1 small shallot , thinly sliced

2 scallions , both white and green parts chopped

1/2 cup chicken broth

1 tbs oyster sauce

1 tsp soy sauce , or to taste

Pat the fish dry with paper towels , cut fish into 4 pieces , set aside.

Heat the olive oil and butter in a skillet over medium heat. Add ginger and shallot and cook until light brown in color , about 5 minutes.

Add the scallions , chicken broth ,oyster sauce ,and soy sauce. Bring just to a boil. Taste and add more soy sauce if needed for saltiness. Add fish pieces and cook for 5 minutes on each side, until most of the liquid is absorbed into the fish and the fish is warm in the center.
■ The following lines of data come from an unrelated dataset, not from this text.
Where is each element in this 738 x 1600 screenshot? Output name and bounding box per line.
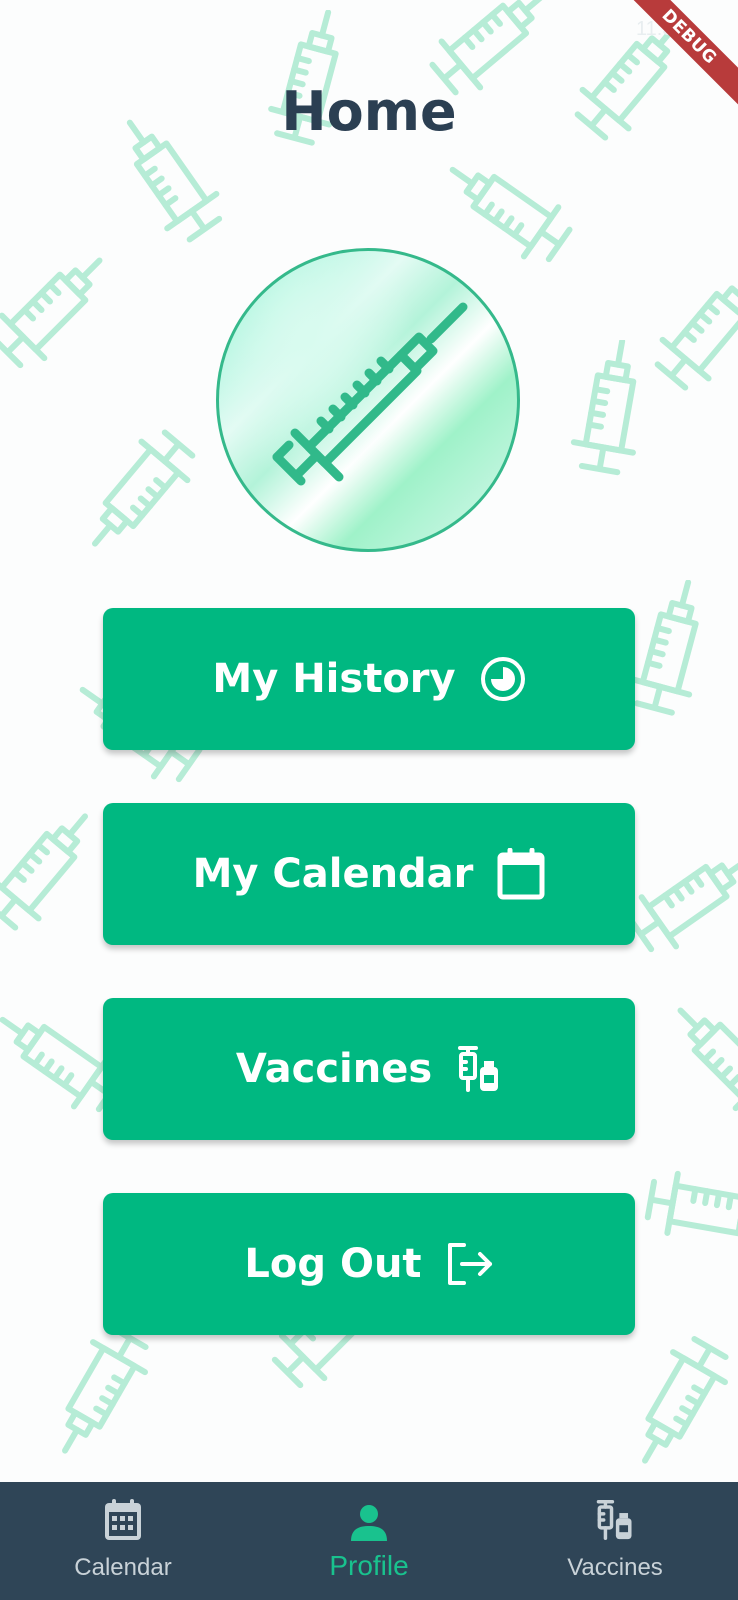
vaccine-vials-icon bbox=[595, 1498, 635, 1547]
bg-syringe-icon bbox=[0, 800, 110, 940]
vaccines-label: Vaccines bbox=[235, 1046, 433, 1092]
page-title: Home bbox=[281, 80, 457, 143]
vaccines-button[interactable]: Vaccines bbox=[103, 998, 635, 1140]
nav-label-vaccines: Vaccines bbox=[567, 1554, 663, 1581]
logout-icon bbox=[446, 1241, 494, 1287]
my-history-button[interactable]: My History bbox=[103, 608, 635, 750]
person-icon bbox=[349, 1504, 389, 1547]
calendar-grid-icon bbox=[103, 1498, 143, 1547]
nav-label-calendar: Calendar bbox=[74, 1554, 172, 1581]
bg-syringe-icon bbox=[620, 830, 738, 970]
nav-label-profile: Profile bbox=[329, 1550, 409, 1581]
bg-syringe-icon bbox=[640, 1140, 738, 1280]
nav-item-calendar[interactable]: Calendar bbox=[0, 1482, 246, 1600]
log-out-button[interactable]: Log Out bbox=[103, 1193, 635, 1335]
nav-item-profile[interactable]: Profile bbox=[246, 1482, 492, 1600]
history-clock-icon bbox=[480, 656, 526, 702]
log-out-label: Log Out bbox=[244, 1241, 422, 1287]
my-calendar-button[interactable]: My Calendar bbox=[103, 803, 635, 945]
nav-item-vaccines[interactable]: Vaccines bbox=[492, 1482, 738, 1600]
bg-syringe-icon bbox=[70, 420, 210, 560]
my-calendar-label: My Calendar bbox=[192, 851, 474, 897]
app-logo bbox=[216, 248, 520, 552]
syringe-icon bbox=[272, 302, 468, 486]
calendar-icon bbox=[497, 848, 545, 900]
vaccine-vials-icon bbox=[456, 1045, 502, 1093]
bg-syringe-icon bbox=[610, 1330, 738, 1470]
bg-syringe-icon bbox=[30, 1320, 170, 1460]
bg-syringe-icon bbox=[660, 990, 738, 1130]
bg-syringe-icon bbox=[0, 240, 120, 380]
bottom-navigation: Calendar Profile Vaccines bbox=[0, 1482, 738, 1600]
bg-syringe-icon bbox=[540, 340, 680, 480]
my-history-label: My History bbox=[212, 656, 456, 702]
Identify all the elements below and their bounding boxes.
Transfer the fish to a serving plate , top with cooked ginger , shallots and scallions and serve immediately.

Deep fried spiced Tofu

I am always looking for new ways to serve Tofu. This is a perfect way to serve as a finger food or appetizer or as a mean dish I saute some haricot vert with red peppers and add the fried tofu , its best topped with peanut , chilli or soy sauce, the tofu soaks up the flavors.

1/2 lb block firm tofu

1/2 cup rice flour

2 tsp ground coriander

1 tsp ground cardamon

1 clove garlic , crushed

1/2 cup water

oil, for deep frying

Drain Tofu , cut into 1 inch slices.

Combine rice flour , coriander , cardamon and garlic in a bowl. Add water , stir until smooth.

Heat oil in a pan . Dip tofu slices into spice mixture, coat thickly.

Lower slices into heated oil , three at a time , cook on medium heat for 1 minute on each side or until crisp and golden brown, drain on absorbant paper. Repeat.

Serve alone or with stir fried vegetables , along side ,Peanut sauce , chilli sauce or soy sauce

Nasi Goreng

This Indonesian style fried rice is a staple in our home , especially when I am looking for a one dish meal. It is great as a meal as it combines both vegetables , seafood and poultry. As with all fried rice recipes you will need to cook the rice well ahead of time , place it in a tray and cool so as to prevent stickiness.

Serves 4

1/2 lb medium sized shrimp, peeled and deveined

1/4 lb chicken thigh filets , sliced into thin strips

2 eggs, beaten until blended

3 tbs peanut oil

1 large carrot , cut into fine julienne strips

1 clove garlic , crushed

1 tsp Sambal oelek

1 tbs dark soy sauce

4 cups cooked rice (from 1 1/2 cups raw rice)

4 spring onions , sliced on diagonal

Cilantro for garnish

Heat 1 tbs of oil in a frying pan, pour in eggs , cook over low heat until eggs have set, lift out. When omlette is cold , roll it up , slice thinly.

Heat remaining oil in frying pan ,add shrimp , chicken , carrot and garlic, stir fry until browned.

Add sambal oelek , soy sauce, rice and spring onions, stir fry until heated through. Serve garnished with omlette strips and cilantro.

For an authentic , festive look garnish with curls of spring onions and red pepper.